Au fil des eaux paisibles du fleuve Sénégal, le Bou-el-Mogdad nous invite à vivre une expérience unique, entre histoire, culture et nature. Ce bateau mythique conduit chaque semaine ses passagers de Saint-Louis du Sénégal à Podor ou de Podor à Saint-Louis. Une croisière en mode slow de 264 km pour découvrir le Parc naturel du Djoudj et les anciens comptoirs de l’Afrique de l’Ouest.

Sénégal. Les pirogues de Saint-Louis écrivent chaque jour une même histoire : celle d’hommes qui confient leur vie aux eaux pour nourrir leur famille.

Notre périple débute à Saint-Louis du Sénégal, premier comptoir français fondé en 1659 sur l’île de Ndar. Le Bou, comme l’appellent amicalement les Saint-Louisiens, est une silhouette familière du fleuve qui, dès 1951, assurait le trafic de marchandises entre Saint-Louis et Kayes au Mali. Avant de bourlinguer dans d’autres eaux et de revenir à son fleuve d‘attache en 2005.

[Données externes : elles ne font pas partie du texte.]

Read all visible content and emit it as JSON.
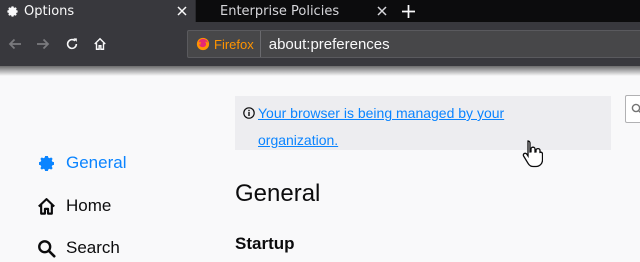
{
  "tabs": [
    {
      "label": "Options",
      "selected": true,
      "icon": "gear-icon"
    },
    {
      "label": "Enterprise Policies",
      "selected": false,
      "icon": ""
    }
  ],
  "navbar": {
    "identity_label": "Firefox",
    "url": "about:preferences"
  },
  "banner": {
    "link_text": "Your browser is being managed by your organization."
  },
  "sidebar": {
    "items": [
      {
        "label": "General",
        "icon": "gear-icon",
        "selected": true
      },
      {
        "label": "Home",
        "icon": "home-icon",
        "selected": false
      },
      {
        "label": "Search",
        "icon": "search-icon",
        "selected": false
      }
    ]
  },
  "pane": {
    "title": "General",
    "section_title": "Startup"
  },
  "colors": {
    "accent": "#0a84ff",
    "tab_strip": "#0c0c0d",
    "toolbar": "#38383d",
    "identity": "#ff9400",
    "banner_bg": "#ededf0"
  }
}
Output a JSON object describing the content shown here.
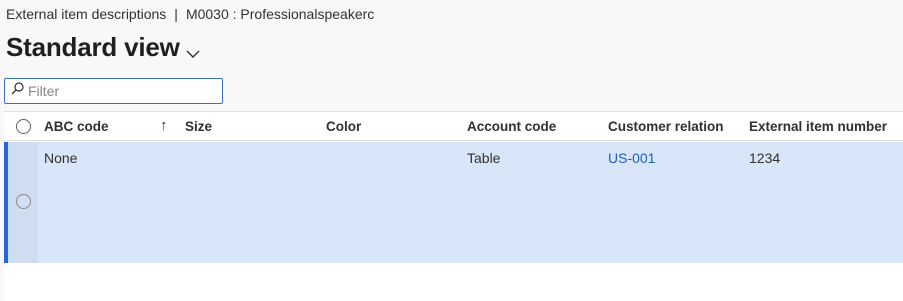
{
  "breadcrumb": {
    "page": "External item descriptions",
    "separator": "|",
    "record": "M0030 : Professionalspeakerc"
  },
  "view": {
    "title": "Standard view"
  },
  "filter": {
    "placeholder": "Filter",
    "value": ""
  },
  "grid": {
    "columns": [
      {
        "label": "ABC code"
      },
      {
        "label": "Size"
      },
      {
        "label": "Color"
      },
      {
        "label": "Account code"
      },
      {
        "label": "Customer relation"
      },
      {
        "label": "External item number"
      }
    ],
    "sort_indicator": "↑",
    "rows": [
      {
        "abc_code": "None",
        "size": "",
        "color": "",
        "account_code": "Table",
        "customer_relation": "US-001",
        "external_item_number": "1234"
      }
    ]
  },
  "colors": {
    "selected_row": "#d9e5f8",
    "accent": "#2266e3",
    "link": "#1f5fbf"
  }
}
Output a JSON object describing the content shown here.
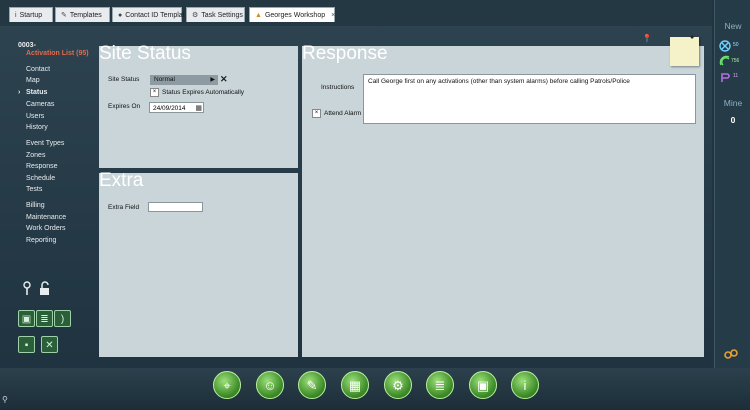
{
  "tabs": [
    {
      "label": "Startup",
      "icon": "info-icon"
    },
    {
      "label": "Templates",
      "icon": "wrench-icon"
    },
    {
      "label": "Contact ID Templat",
      "icon": "person-icon"
    },
    {
      "label": "Task Settings",
      "icon": "gear-icon"
    },
    {
      "label": "Georges Workshop",
      "icon": "alert-icon",
      "close": "×"
    }
  ],
  "sidebar": {
    "site_id": "0003-",
    "activation": "Activation List (95)",
    "items": [
      "Contact",
      "Map",
      "Status",
      "Cameras",
      "Users",
      "History",
      "Event Types",
      "Zones",
      "Response",
      "Schedule",
      "Tests",
      "Billing",
      "Maintenance",
      "Work Orders",
      "Reporting"
    ],
    "current": "Status",
    "arrow": "›"
  },
  "site_status": {
    "heading": "Site Status",
    "status_label": "Site Status",
    "status_value": "Normal",
    "expires_auto_label": "Status Expires Automatically",
    "expires_on_label": "Expires On",
    "expires_on_value": "24/09/2014"
  },
  "extra": {
    "heading": "Extra",
    "field_label": "Extra Field",
    "field_value": ""
  },
  "response": {
    "heading": "Response",
    "instructions_label": "Instructions",
    "instructions_value": "Call George first on any activations (other than system alarms) before calling Patrols/Police",
    "attend_label": "Attend Alarm"
  },
  "right_panel": {
    "new_label": "New",
    "count_1": "50",
    "count_2": "756",
    "count_3": "11",
    "mine_label": "Mine",
    "mine_value": "0"
  },
  "checkmark": "×",
  "colors": {
    "accent": "#e06a4c",
    "panel": "#c9d5d9",
    "button_green": "#4c9a30"
  }
}
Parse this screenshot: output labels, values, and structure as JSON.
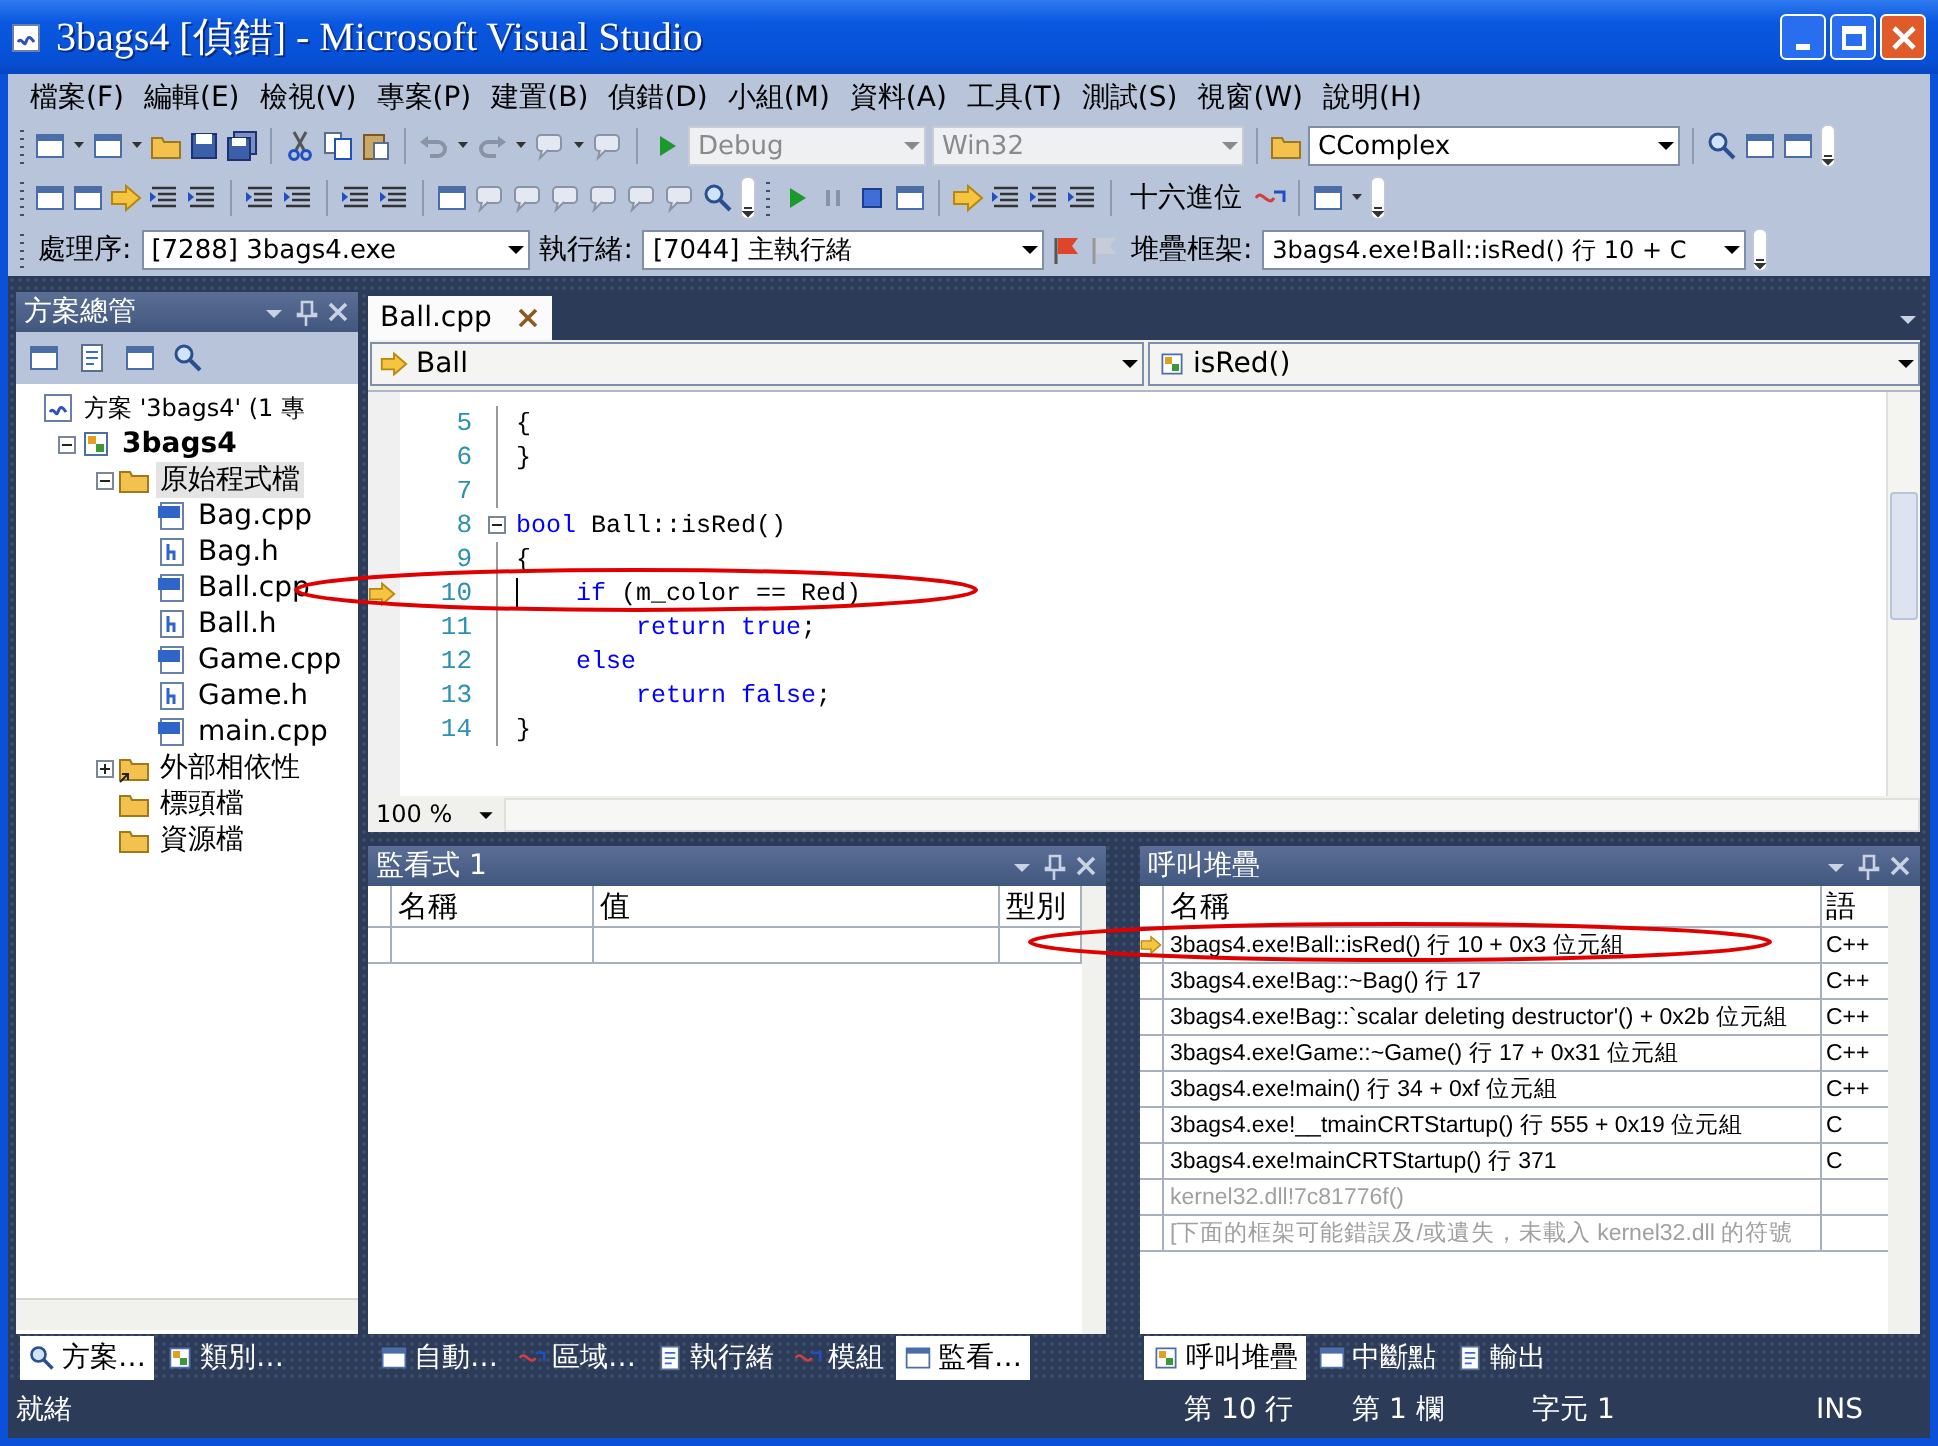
{
  "window": {
    "title": "3bags4 [偵錯] - Microsoft Visual Studio"
  },
  "menu": [
    "檔案(F)",
    "編輯(E)",
    "檢視(V)",
    "專案(P)",
    "建置(B)",
    "偵錯(D)",
    "小組(M)",
    "資料(A)",
    "工具(T)",
    "測試(S)",
    "視窗(W)",
    "說明(H)"
  ],
  "standard_toolbar": {
    "configuration": {
      "value": "Debug",
      "disabled": true
    },
    "platform": {
      "value": "Win32",
      "disabled": true
    },
    "find": {
      "value": "CComplex",
      "disabled": false
    }
  },
  "debug_toolbar": {
    "hex_button": "十六進位"
  },
  "debug_location": {
    "process_label": "處理序:",
    "process": "[7288] 3bags4.exe",
    "thread_label": "執行緒:",
    "thread": "[7044] 主執行緒",
    "frame_label": "堆疊框架:",
    "frame": "3bags4.exe!Ball::isRed()  行 10 + C"
  },
  "solution_explorer": {
    "title": "方案總管",
    "tree": [
      {
        "label": "方案 '3bags4' (1 專",
        "kind": "solution",
        "selected": false,
        "children": [
          {
            "label": "3bags4",
            "kind": "project",
            "selected": false,
            "expanded": true,
            "children": [
              {
                "label": "原始程式檔",
                "kind": "folder",
                "selected": true,
                "expanded": true,
                "children": [
                  {
                    "label": "Bag.cpp",
                    "kind": "cpp",
                    "selected": false
                  },
                  {
                    "label": "Bag.h",
                    "kind": "header",
                    "selected": false
                  },
                  {
                    "label": "Ball.cpp",
                    "kind": "cpp",
                    "selected": false
                  },
                  {
                    "label": "Ball.h",
                    "kind": "header",
                    "selected": false
                  },
                  {
                    "label": "Game.cpp",
                    "kind": "cpp",
                    "selected": false
                  },
                  {
                    "label": "Game.h",
                    "kind": "header",
                    "selected": false
                  },
                  {
                    "label": "main.cpp",
                    "kind": "cpp",
                    "selected": false
                  }
                ]
              },
              {
                "label": "外部相依性",
                "kind": "dependencies",
                "selected": false,
                "expanded": false
              },
              {
                "label": "標頭檔",
                "kind": "folder",
                "selected": false
              },
              {
                "label": "資源檔",
                "kind": "folder",
                "selected": false
              }
            ]
          }
        ]
      }
    ]
  },
  "editor": {
    "tabs": [
      {
        "label": "Ball.cpp",
        "selected": true
      }
    ],
    "class_dropdown": "Ball",
    "member_dropdown": "isRed()",
    "zoom": "100 %",
    "lines": [
      {
        "number": "5",
        "segments": [
          {
            "kind": "plain",
            "text": "{"
          }
        ]
      },
      {
        "number": "6",
        "segments": [
          {
            "kind": "plain",
            "text": "}"
          }
        ]
      },
      {
        "number": "7"
      },
      {
        "number": "8",
        "fold": true,
        "segments": [
          {
            "kind": "keyword",
            "text": "bool"
          },
          {
            "kind": "plain",
            "text": " Ball::isRed()"
          }
        ]
      },
      {
        "number": "9",
        "segments": [
          {
            "kind": "plain",
            "text": "{"
          }
        ]
      },
      {
        "number": "10",
        "current": true,
        "caret": true,
        "segments": [
          {
            "kind": "keyword",
            "text": "    if"
          },
          {
            "kind": "plain",
            "text": " (m_color == Red)"
          }
        ]
      },
      {
        "number": "11",
        "segments": [
          {
            "kind": "keyword",
            "text": "        return true"
          },
          {
            "kind": "plain",
            "text": ";"
          }
        ]
      },
      {
        "number": "12",
        "segments": [
          {
            "kind": "keyword",
            "text": "    else"
          }
        ]
      },
      {
        "number": "13",
        "segments": [
          {
            "kind": "keyword",
            "text": "        return false"
          },
          {
            "kind": "plain",
            "text": ";"
          }
        ]
      },
      {
        "number": "14",
        "segments": [
          {
            "kind": "plain",
            "text": "}"
          }
        ]
      }
    ]
  },
  "watch": {
    "title": "監看式 1",
    "columns": [
      "名稱",
      "值",
      "型別"
    ]
  },
  "call_stack": {
    "title": "呼叫堆疊",
    "columns": [
      "名稱",
      "語"
    ],
    "rows": [
      {
        "name": "3bags4.exe!Ball::isRed()  行 10 + 0x3 位元組",
        "language": "C++",
        "current": true,
        "disabled": false
      },
      {
        "name": "3bags4.exe!Bag::~Bag()  行 17",
        "language": "C++",
        "current": false,
        "disabled": false
      },
      {
        "name": "3bags4.exe!Bag::`scalar deleting destructor'()  + 0x2b 位元組",
        "language": "C++",
        "current": false,
        "disabled": false
      },
      {
        "name": "3bags4.exe!Game::~Game()  行 17 + 0x31 位元組",
        "language": "C++",
        "current": false,
        "disabled": false
      },
      {
        "name": "3bags4.exe!main()  行 34 + 0xf 位元組",
        "language": "C++",
        "current": false,
        "disabled": false
      },
      {
        "name": "3bags4.exe!__tmainCRTStartup()  行 555 + 0x19 位元組",
        "language": "C",
        "current": false,
        "disabled": false
      },
      {
        "name": "3bags4.exe!mainCRTStartup()  行 371",
        "language": "C",
        "current": false,
        "disabled": false
      },
      {
        "name": "kernel32.dll!7c81776f()",
        "current": false,
        "disabled": true
      },
      {
        "name": "[下面的框架可能錯誤及/或遺失，未載入 kernel32.dll 的符號",
        "current": false,
        "disabled": true
      }
    ]
  },
  "left_tabs": [
    {
      "label": "方案…",
      "selected": true
    },
    {
      "label": "類別…",
      "selected": false
    }
  ],
  "middle_tabs": [
    {
      "label": "自動…",
      "selected": false
    },
    {
      "label": "區域…",
      "selected": false
    },
    {
      "label": "執行緒",
      "selected": false
    },
    {
      "label": "模組",
      "selected": false
    },
    {
      "label": "監看…",
      "selected": true
    }
  ],
  "right_tabs": [
    {
      "label": "呼叫堆疊",
      "selected": true
    },
    {
      "label": "中斷點",
      "selected": false
    },
    {
      "label": "輸出",
      "selected": false
    }
  ],
  "status_bar": {
    "message": "就緒",
    "line": "第 10 行",
    "column": "第 1 欄",
    "char": "字元 1",
    "mode": "INS"
  }
}
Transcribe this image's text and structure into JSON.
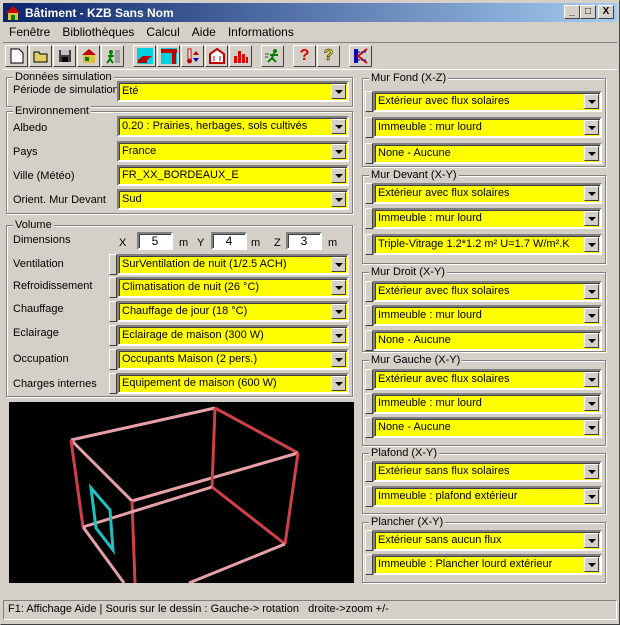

On embarque le samedi après-midi, après avoir fait un tour de calèche et visité les spots incontournables de cette ville où Jean Mermoz (1901 – 1936) faisait escale avant de traverser l’Atlantique pour Natal au Brésil (première traversée en 1930, dernière en 1937 où il s’est crashé). L’Hôtel de la Poste, où il descendait régulièrement continue de faire vivre le souvenir de cette épopée de l’Aéropostale. Les murs sont dédiés aux pilotes qui livraient le courrier entre l’Europe, l’Afrique et l’Amérique – Henri Guillaumet, Antoine de Saint-Exupéry -, tapissés de photos et d’affiches d’époque rappelant les exploits des avions Latécoère. On découvre aussi le village des pêcheurs de Guet N’Dar et ses centaines de barques décorées, avant de revenir par le pont Faidherbe, qui enjambe le fleuve Sénégal, au quai où le Bou est accosté.

Navigation jusqu’à Diama

Sénégal. Navigation sur le Bou el Mogdad.

Le grand bateau blanc attend ses voyageurs. Long de 52m, haut de quatre ponts, notre hôtel flottant a fière allure. En franchissant la passerelle, on est surpris par l’authenticité et le charme suranné du navire. Malgré les rénovations, il est globalement resté dans son jus : pont principal et salle à manger en bois de iatandzar (un bois dur qui pousse dans les forêts humides d’Afrique centrale et de l’Ouest), mobilier en teck, fauteuils en rotin ou en fer forgé, lampes en laiton.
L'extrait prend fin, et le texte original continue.